What makes the idea stand out is not just the logistics, but the philosophy behind it. The Jackals were introduced ahead of the 2025-26 season with a clear European supporter-group influence, something that fits naturally with Wembanyama’s background and taste for louder, more coordinated in-arena culture. The section is a place for drums, chants and sustained game-long noise, with the Spurs carving out a designated area for the group inside Frost Bank Center.

That is why the project feels smarter than a gimmick. NBA crowds can flatten out over the course of an 82-game season, especially during the quieter stretches that exist in every regular-season contest. A dedicated section designed specifically to keep the volume up through those lulls is not just good optics; it is functional atmosphere-building. In San Antonio, the Jackals have already started to become part of the visual and emotional identity of Spurs games, not background decoration but something closer to a feature of the night itself. 

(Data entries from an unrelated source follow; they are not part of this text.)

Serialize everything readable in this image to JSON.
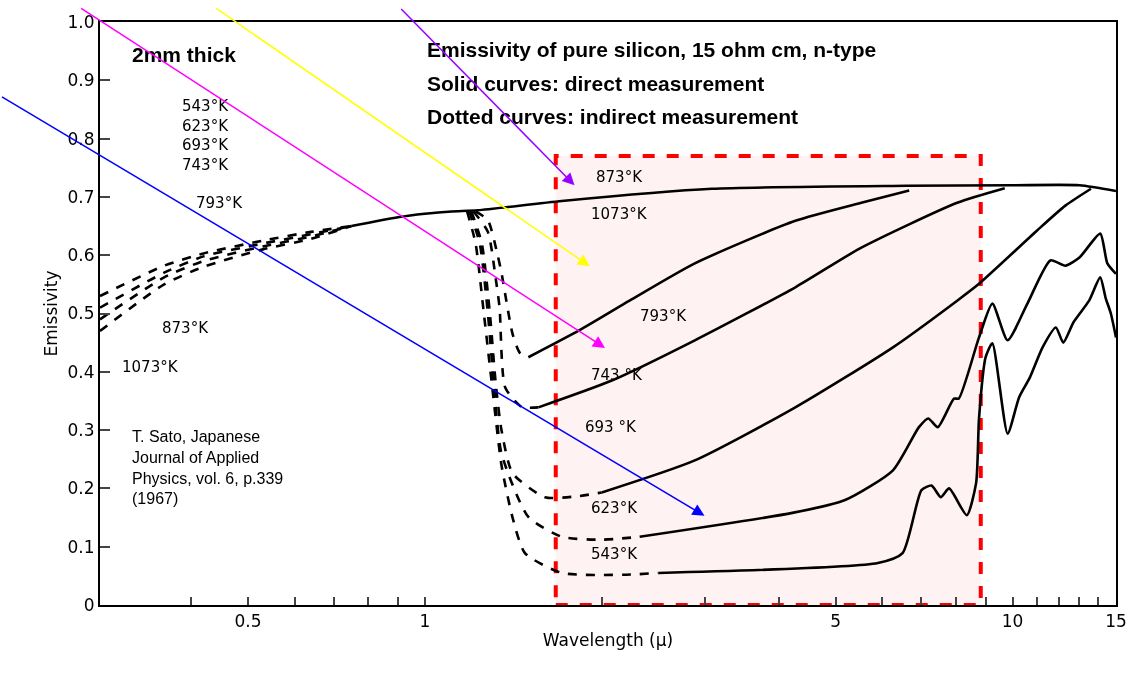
{
  "chart_data": {
    "type": "line",
    "title": "Emissivity of pure silicon, 15 ohm cm, n-type",
    "xlabel": "Wavelength (μ)",
    "ylabel": "Emissivity",
    "log": "x",
    "grid": false,
    "marker": "none",
    "xlim": [
      0.28,
      15
    ],
    "ylim": [
      0,
      1.0
    ],
    "xticks": [
      {
        "value": 0.4,
        "label": null
      },
      0.5,
      {
        "value": 0.6,
        "label": null
      },
      {
        "value": 0.7,
        "label": null
      },
      {
        "value": 0.8,
        "label": null
      },
      {
        "value": 0.9,
        "label": null
      },
      1,
      {
        "value": 2,
        "label": null
      },
      {
        "value": 3,
        "label": null
      },
      {
        "value": 4,
        "label": null
      },
      5,
      {
        "value": 6,
        "label": null
      },
      {
        "value": 7,
        "label": null
      },
      {
        "value": 8,
        "label": null
      },
      {
        "value": 9,
        "label": null
      },
      10,
      {
        "value": 11,
        "label": null
      },
      {
        "value": 12,
        "label": null
      },
      {
        "value": 13,
        "label": null
      },
      {
        "value": 14,
        "label": null
      },
      15
    ],
    "yticks": [
      0,
      0.1,
      0.2,
      0.3,
      0.4,
      0.5,
      0.6,
      0.7,
      0.8,
      0.9,
      {
        "value": 1.0,
        "label": "1.0"
      }
    ],
    "series": [
      {
        "color": "#000000",
        "line_style": "dashed",
        "x": [
          0.28,
          0.36,
          0.42,
          0.53,
          0.64,
          0.75
        ],
        "values": [
          0.53,
          0.582,
          0.603,
          0.625,
          0.64,
          0.65
        ]
      },
      {
        "color": "#000000",
        "line_style": "dashed",
        "x": [
          0.28,
          0.36,
          0.42,
          0.53,
          0.64,
          0.75
        ],
        "values": [
          0.51,
          0.57,
          0.598,
          0.62,
          0.636,
          0.65
        ]
      },
      {
        "color": "#000000",
        "line_style": "dashed",
        "x": [
          0.28,
          0.36,
          0.42,
          0.53,
          0.64,
          0.75
        ],
        "values": [
          0.49,
          0.562,
          0.59,
          0.615,
          0.632,
          0.65
        ]
      },
      {
        "color": "#000000",
        "line_style": "dashed",
        "x": [
          0.28,
          0.36,
          0.42,
          0.53,
          0.64,
          0.75
        ],
        "values": [
          0.47,
          0.55,
          0.58,
          0.61,
          0.628,
          0.65
        ]
      },
      {
        "color": "#000000",
        "line_style": "solid",
        "x": [
          0.75,
          0.9,
          1.0,
          1.11,
          1.23,
          1.71,
          3.08,
          6.6,
          10,
          13,
          15
        ],
        "values": [
          0.65,
          0.665,
          0.671,
          0.675,
          0.677,
          0.693,
          0.714,
          0.719,
          0.72,
          0.72,
          0.71
        ]
      },
      {
        "color": "#000000",
        "line_style": "dashed",
        "x": [
          1.22,
          1.28,
          1.33,
          1.35,
          1.41,
          1.45,
          1.5
        ],
        "values": [
          0.675,
          0.66,
          0.6,
          0.57,
          0.465,
          0.433,
          0.425
        ]
      },
      {
        "color": "#000000",
        "line_style": "solid",
        "x": [
          1.5,
          1.83,
          2.23,
          2.88,
          4.27,
          5.53,
          6.67
        ],
        "values": [
          0.425,
          0.471,
          0.522,
          0.586,
          0.659,
          0.69,
          0.711
        ]
      },
      {
        "color": "#000000",
        "line_style": "dashed",
        "x": [
          1.21,
          1.28,
          1.32,
          1.34,
          1.37,
          1.46,
          1.56
        ],
        "values": [
          0.675,
          0.64,
          0.56,
          0.51,
          0.373,
          0.34,
          0.339
        ]
      },
      {
        "color": "#000000",
        "line_style": "solid",
        "x": [
          1.56,
          2.08,
          2.88,
          4.27,
          5.53,
          8.05,
          9.7
        ],
        "values": [
          0.339,
          0.385,
          0.454,
          0.545,
          0.613,
          0.69,
          0.715
        ]
      },
      {
        "color": "#000000",
        "line_style": "dashed",
        "x": [
          1.2,
          1.25,
          1.29,
          1.32,
          1.35,
          1.41,
          1.6,
          1.8,
          2.0
        ],
        "values": [
          0.675,
          0.62,
          0.5,
          0.38,
          0.3,
          0.226,
          0.185,
          0.186,
          0.193
        ]
      },
      {
        "color": "#000000",
        "line_style": "solid",
        "x": [
          2.0,
          2.88,
          4.27,
          6.26,
          8.05,
          8.77,
          11.0,
          12.3,
          13.6
        ],
        "values": [
          0.193,
          0.248,
          0.339,
          0.442,
          0.522,
          0.551,
          0.642,
          0.685,
          0.714
        ]
      },
      {
        "color": "#000000",
        "line_style": "dashed",
        "x": [
          1.19,
          1.24,
          1.28,
          1.31,
          1.35,
          1.5,
          1.71,
          2.0,
          2.32
        ],
        "values": [
          0.675,
          0.62,
          0.5,
          0.38,
          0.26,
          0.151,
          0.117,
          0.112,
          0.117
        ]
      },
      {
        "color": "#000000",
        "line_style": "solid",
        "x": [
          2.32,
          4.22,
          5.19,
          6.26,
          6.93,
          7.19,
          7.46,
          7.95,
          8.1,
          8.77,
          9.24,
          9.81,
          10.6,
          11.6,
          12.3,
          13.0,
          14.1,
          14.5,
          15
        ],
        "values": [
          0.117,
          0.158,
          0.18,
          0.231,
          0.305,
          0.32,
          0.305,
          0.354,
          0.354,
          0.459,
          0.517,
          0.454,
          0.517,
          0.591,
          0.582,
          0.596,
          0.637,
          0.586,
          0.568
        ]
      },
      {
        "color": "#000000",
        "line_style": "dashed",
        "x": [
          1.18,
          1.22,
          1.26,
          1.3,
          1.35,
          1.41,
          1.48,
          1.71,
          2.2,
          2.5
        ],
        "values": [
          0.675,
          0.62,
          0.5,
          0.38,
          0.24,
          0.15,
          0.089,
          0.055,
          0.052,
          0.055
        ]
      },
      {
        "color": "#000000",
        "line_style": "solid",
        "x": [
          2.5,
          5.9,
          6.5,
          7.0,
          7.28,
          7.55,
          7.8,
          8.36,
          8.67,
          8.77,
          9.0,
          9.24,
          9.81,
          10.26,
          10.7,
          11.25,
          11.85,
          12.2,
          12.7,
          13.5,
          14.1,
          14.4,
          14.7,
          15
        ],
        "values": [
          0.055,
          0.072,
          0.089,
          0.197,
          0.205,
          0.185,
          0.2,
          0.154,
          0.209,
          0.32,
          0.425,
          0.449,
          0.294,
          0.356,
          0.39,
          0.442,
          0.476,
          0.45,
          0.485,
          0.522,
          0.562,
          0.527,
          0.5,
          0.459
        ]
      }
    ],
    "bands": [
      {
        "axis": "x",
        "from": 1.67,
        "to": 8.83,
        "color": "#ff0000"
      }
    ],
    "annotations": [
      "Solid curves: direct measurement",
      "Dotted curves: indirect measurement",
      "2mm thick",
      "T. Sato, Japanese\nJournal of Applied\nPhysics, vol. 6, p.339\n(1967)",
      "873°K",
      "1073°K",
      "793°K",
      "743 °K",
      "693 °K",
      "623°K",
      "543°K",
      "543°K\n623°K\n693°K\n743°K",
      "793°K",
      "873°K",
      "1073°K"
    ]
  }
}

There is also something refreshingly honest about the barrier to entry. The Spurs are not pretending this is a casual fan club. Membership reportedly costs $999 and includes access to tickets and parking for regular-season home games, exclusive items, store discounts and discounted playoff ticket opportunities, while applicants may also go through a conversation with a Spurs representative and agree to team rules. That turns The Jackals into something more serious than a marketing slogan. It asks for buy-in, and in return offers identity.

In that sense, Wembanyama’s idea looks increasingly like a clever bit of culture-building. The Spurs are trying to grow a new era around a generational star, and stars do not just need talent around them. They need atmosphere, ritual and a sense that home games belong to something larger than the schedule. The Jackals may not decide wins and losses on their own, but they can absolutely help shape the feeling of the building.